Portrait of Vladimir Kozma Zworykin

Engineer, inventor
Born: Murom, Russia - 17 July 1888
Died: Princeton, New Jersey - 29 July 1982

A pioneer of early television technologies, Vladimir Zworykin was born in Central Russia in 1888 to the family of a wealthy merchant. He studied in St. Petersburg under Boris Rosing, responsible for identifying the cathode ray tube as the key to television transmission, at St. Petersburg Technical University and at Rosing's private lab. Zworykin graduated with honors in 1912. From 1912 to 1914, Zworykin continued his education in Paris. During the First World War he served in the Signals Corps, and during the civil war he moved to White-controlled Omsk, where he worked on radio station equipment. In 1919, while Zworykin was on a diplomatic trip to the United States as a representative of Admiral Kolchak's government, he learned of the White defeat in Siberia, and decided not to return to Russia.

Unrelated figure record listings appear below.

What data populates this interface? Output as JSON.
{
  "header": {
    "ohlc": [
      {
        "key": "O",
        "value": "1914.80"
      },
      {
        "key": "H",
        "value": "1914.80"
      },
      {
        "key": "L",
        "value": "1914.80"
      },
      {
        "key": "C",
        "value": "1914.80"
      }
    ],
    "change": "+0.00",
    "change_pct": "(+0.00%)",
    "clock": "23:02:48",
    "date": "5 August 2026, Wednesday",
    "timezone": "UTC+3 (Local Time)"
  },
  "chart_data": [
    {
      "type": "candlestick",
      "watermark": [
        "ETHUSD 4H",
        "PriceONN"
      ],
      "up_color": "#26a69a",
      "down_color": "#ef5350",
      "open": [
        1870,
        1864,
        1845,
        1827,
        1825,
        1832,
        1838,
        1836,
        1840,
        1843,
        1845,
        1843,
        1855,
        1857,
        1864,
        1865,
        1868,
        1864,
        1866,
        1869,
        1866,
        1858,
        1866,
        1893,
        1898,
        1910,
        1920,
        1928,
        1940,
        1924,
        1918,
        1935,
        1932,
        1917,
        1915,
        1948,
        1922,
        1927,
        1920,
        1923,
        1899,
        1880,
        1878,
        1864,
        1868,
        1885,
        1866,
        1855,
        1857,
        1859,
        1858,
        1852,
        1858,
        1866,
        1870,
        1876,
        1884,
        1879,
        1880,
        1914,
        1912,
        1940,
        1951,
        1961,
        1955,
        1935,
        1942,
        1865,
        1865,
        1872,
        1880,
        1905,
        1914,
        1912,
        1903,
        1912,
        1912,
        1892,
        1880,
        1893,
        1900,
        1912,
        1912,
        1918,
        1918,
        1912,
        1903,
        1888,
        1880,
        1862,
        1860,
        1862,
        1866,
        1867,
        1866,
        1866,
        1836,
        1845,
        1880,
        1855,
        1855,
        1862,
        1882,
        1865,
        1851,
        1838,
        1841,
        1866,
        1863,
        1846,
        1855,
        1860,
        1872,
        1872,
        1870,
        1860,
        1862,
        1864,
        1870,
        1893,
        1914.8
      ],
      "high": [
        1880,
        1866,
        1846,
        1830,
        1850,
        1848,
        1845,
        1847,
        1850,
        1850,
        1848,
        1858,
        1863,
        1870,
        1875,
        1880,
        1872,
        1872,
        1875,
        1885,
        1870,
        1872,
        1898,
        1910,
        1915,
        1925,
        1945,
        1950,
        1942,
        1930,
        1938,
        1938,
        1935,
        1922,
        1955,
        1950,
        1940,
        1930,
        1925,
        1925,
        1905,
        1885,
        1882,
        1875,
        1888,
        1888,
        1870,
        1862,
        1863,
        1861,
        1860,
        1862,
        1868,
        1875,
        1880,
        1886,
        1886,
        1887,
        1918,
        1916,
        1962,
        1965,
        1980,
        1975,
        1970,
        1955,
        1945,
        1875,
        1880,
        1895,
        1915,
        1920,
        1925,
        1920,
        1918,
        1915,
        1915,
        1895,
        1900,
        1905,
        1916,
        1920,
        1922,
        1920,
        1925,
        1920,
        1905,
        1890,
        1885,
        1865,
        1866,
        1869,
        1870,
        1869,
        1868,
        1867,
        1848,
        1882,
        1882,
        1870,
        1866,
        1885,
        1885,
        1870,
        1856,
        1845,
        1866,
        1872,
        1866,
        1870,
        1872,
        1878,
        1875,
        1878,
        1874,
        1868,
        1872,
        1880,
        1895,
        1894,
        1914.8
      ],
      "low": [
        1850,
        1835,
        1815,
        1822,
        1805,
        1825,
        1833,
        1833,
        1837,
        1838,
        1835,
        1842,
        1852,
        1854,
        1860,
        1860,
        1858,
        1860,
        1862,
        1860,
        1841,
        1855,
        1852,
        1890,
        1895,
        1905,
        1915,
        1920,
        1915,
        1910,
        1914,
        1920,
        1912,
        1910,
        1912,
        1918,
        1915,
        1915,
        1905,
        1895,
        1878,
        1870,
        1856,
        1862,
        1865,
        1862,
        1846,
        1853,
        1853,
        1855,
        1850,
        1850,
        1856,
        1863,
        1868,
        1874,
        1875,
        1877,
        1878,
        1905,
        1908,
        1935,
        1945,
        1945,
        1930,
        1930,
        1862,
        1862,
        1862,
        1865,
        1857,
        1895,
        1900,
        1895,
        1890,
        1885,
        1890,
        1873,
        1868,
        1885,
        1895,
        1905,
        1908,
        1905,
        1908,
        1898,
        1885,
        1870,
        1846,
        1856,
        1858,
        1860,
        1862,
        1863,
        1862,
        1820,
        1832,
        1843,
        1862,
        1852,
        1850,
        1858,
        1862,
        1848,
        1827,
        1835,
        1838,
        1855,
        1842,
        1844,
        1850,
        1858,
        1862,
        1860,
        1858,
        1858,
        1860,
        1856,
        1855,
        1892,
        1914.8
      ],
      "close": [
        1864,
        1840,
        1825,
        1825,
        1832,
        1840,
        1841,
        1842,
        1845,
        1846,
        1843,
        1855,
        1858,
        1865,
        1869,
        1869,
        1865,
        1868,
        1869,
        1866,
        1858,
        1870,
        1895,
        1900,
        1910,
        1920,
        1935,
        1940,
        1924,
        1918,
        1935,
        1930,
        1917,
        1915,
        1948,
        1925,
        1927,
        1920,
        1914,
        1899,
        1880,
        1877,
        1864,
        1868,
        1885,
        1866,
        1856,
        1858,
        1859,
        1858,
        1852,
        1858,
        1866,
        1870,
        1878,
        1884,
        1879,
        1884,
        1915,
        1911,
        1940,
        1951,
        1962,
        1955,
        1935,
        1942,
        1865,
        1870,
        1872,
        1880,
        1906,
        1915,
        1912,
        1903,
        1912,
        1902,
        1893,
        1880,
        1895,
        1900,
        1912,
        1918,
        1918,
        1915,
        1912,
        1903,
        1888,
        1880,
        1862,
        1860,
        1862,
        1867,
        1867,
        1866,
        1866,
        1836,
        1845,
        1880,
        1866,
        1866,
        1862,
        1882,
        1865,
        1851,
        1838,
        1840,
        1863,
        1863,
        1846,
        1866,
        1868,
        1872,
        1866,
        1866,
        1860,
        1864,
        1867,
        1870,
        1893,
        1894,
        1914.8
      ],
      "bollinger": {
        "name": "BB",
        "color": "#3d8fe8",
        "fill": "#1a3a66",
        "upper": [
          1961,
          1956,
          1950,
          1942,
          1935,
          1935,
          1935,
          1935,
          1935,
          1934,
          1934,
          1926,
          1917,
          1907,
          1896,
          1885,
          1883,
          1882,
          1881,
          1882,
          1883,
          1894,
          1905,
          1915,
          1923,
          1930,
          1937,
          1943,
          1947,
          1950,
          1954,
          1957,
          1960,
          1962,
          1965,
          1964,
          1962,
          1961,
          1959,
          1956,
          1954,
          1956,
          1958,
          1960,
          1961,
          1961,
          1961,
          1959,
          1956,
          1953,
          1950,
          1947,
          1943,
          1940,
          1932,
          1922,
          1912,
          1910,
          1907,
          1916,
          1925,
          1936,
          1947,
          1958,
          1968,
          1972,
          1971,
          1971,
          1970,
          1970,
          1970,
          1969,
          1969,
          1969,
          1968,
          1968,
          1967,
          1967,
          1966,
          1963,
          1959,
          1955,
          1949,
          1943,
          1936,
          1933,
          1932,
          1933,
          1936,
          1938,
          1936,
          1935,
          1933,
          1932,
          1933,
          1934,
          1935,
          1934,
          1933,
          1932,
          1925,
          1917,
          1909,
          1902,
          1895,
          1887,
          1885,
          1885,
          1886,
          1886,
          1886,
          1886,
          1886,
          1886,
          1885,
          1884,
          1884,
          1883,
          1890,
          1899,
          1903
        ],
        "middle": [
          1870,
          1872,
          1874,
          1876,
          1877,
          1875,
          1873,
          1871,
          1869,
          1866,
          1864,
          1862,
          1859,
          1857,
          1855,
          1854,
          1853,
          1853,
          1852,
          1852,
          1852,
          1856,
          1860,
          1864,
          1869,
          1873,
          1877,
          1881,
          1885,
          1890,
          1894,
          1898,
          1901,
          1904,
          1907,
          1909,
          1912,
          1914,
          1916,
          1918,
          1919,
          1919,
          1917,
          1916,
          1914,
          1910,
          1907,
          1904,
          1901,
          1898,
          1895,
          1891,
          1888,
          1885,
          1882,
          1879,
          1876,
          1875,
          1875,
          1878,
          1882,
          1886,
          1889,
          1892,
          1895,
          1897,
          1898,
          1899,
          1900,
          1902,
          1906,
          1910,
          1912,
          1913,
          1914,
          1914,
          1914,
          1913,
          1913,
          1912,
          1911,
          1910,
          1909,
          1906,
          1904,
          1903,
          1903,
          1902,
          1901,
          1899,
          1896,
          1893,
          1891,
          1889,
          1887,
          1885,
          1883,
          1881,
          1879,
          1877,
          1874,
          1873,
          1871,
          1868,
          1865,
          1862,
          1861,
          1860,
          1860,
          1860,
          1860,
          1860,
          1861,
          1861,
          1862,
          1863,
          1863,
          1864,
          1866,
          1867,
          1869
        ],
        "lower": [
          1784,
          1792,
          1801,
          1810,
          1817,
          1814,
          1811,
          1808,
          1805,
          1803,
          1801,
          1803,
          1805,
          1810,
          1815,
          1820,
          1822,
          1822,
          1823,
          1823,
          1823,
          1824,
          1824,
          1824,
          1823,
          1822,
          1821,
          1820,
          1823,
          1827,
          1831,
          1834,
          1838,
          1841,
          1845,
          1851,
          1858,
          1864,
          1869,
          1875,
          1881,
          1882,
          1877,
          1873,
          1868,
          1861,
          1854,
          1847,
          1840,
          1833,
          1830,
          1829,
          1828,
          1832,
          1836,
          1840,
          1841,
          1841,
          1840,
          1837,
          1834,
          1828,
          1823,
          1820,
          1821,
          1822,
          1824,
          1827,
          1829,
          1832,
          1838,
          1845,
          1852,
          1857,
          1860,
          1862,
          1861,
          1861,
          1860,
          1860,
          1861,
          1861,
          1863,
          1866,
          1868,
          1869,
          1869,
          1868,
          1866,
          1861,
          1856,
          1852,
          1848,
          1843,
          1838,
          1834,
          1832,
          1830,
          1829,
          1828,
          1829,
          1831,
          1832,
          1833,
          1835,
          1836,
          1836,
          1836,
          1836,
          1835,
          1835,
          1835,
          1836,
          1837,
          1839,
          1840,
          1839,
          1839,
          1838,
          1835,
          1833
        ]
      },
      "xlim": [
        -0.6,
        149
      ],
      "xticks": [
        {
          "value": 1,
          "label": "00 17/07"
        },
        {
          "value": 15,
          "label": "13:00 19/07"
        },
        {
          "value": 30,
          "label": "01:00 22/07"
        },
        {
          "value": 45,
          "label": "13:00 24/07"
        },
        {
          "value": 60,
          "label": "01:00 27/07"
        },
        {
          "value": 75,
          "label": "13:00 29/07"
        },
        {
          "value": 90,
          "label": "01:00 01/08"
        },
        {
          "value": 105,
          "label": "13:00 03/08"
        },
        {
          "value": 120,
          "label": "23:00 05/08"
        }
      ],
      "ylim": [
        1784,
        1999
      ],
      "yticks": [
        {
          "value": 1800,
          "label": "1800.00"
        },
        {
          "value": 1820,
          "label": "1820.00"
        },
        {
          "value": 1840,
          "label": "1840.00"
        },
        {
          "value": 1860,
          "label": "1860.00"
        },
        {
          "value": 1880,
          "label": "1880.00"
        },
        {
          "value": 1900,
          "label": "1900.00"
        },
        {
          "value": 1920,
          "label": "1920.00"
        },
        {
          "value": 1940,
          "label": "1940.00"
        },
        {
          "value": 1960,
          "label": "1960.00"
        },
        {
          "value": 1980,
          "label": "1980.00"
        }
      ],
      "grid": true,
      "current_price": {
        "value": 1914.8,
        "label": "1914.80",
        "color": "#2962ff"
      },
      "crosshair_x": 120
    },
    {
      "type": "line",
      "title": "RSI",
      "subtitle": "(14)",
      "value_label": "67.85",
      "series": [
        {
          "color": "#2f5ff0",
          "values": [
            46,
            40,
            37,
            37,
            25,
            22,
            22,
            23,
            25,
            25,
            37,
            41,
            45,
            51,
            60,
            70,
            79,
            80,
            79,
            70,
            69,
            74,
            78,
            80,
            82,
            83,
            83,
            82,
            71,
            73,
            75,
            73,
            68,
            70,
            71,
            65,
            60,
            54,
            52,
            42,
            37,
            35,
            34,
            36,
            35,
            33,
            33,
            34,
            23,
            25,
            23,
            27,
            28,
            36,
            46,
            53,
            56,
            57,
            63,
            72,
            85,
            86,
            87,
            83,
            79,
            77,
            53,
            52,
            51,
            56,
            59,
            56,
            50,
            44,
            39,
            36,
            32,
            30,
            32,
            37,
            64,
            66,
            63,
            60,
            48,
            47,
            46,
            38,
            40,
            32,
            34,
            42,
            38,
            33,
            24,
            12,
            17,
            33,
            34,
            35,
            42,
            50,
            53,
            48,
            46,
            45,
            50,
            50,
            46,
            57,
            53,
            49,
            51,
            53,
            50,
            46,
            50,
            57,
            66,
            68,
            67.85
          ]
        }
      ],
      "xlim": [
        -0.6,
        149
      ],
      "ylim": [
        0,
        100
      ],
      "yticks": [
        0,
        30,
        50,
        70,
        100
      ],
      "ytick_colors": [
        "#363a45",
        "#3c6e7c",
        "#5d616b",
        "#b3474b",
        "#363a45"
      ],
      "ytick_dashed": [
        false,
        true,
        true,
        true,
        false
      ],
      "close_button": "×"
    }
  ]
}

He eventually went to work for Westinghouse Electric Corporation. By 1923 he had developed a television system that was almost entirely electronic, rather than mechanical. He took out US patents for two cathode ray tubes, the iconscope camera tube, which became the basis of the first practical television camera, and the kinoscope picture tube, which remained at the heart of CRT televisions up until the end of the 20th century. His bosses at Westinghouse were unimpressed by the system he demonstrated in 1924, however, and although he is often described as the "father of television", it is a title he himself rejected. He moved to RCA in 1929, where he found greater support, and the same year he patented a colour television.

He worked at RCA for 25 years, then became director of the Medical Electronics Center at the Rockefeller Institute. In total he owned more than 120 patents on various inventions, including infrared gun sights, radiation detectors, and electronically controlled automobiles. He won numerous awards, and was the founder of the International Federation of Medical and Biological Engineering.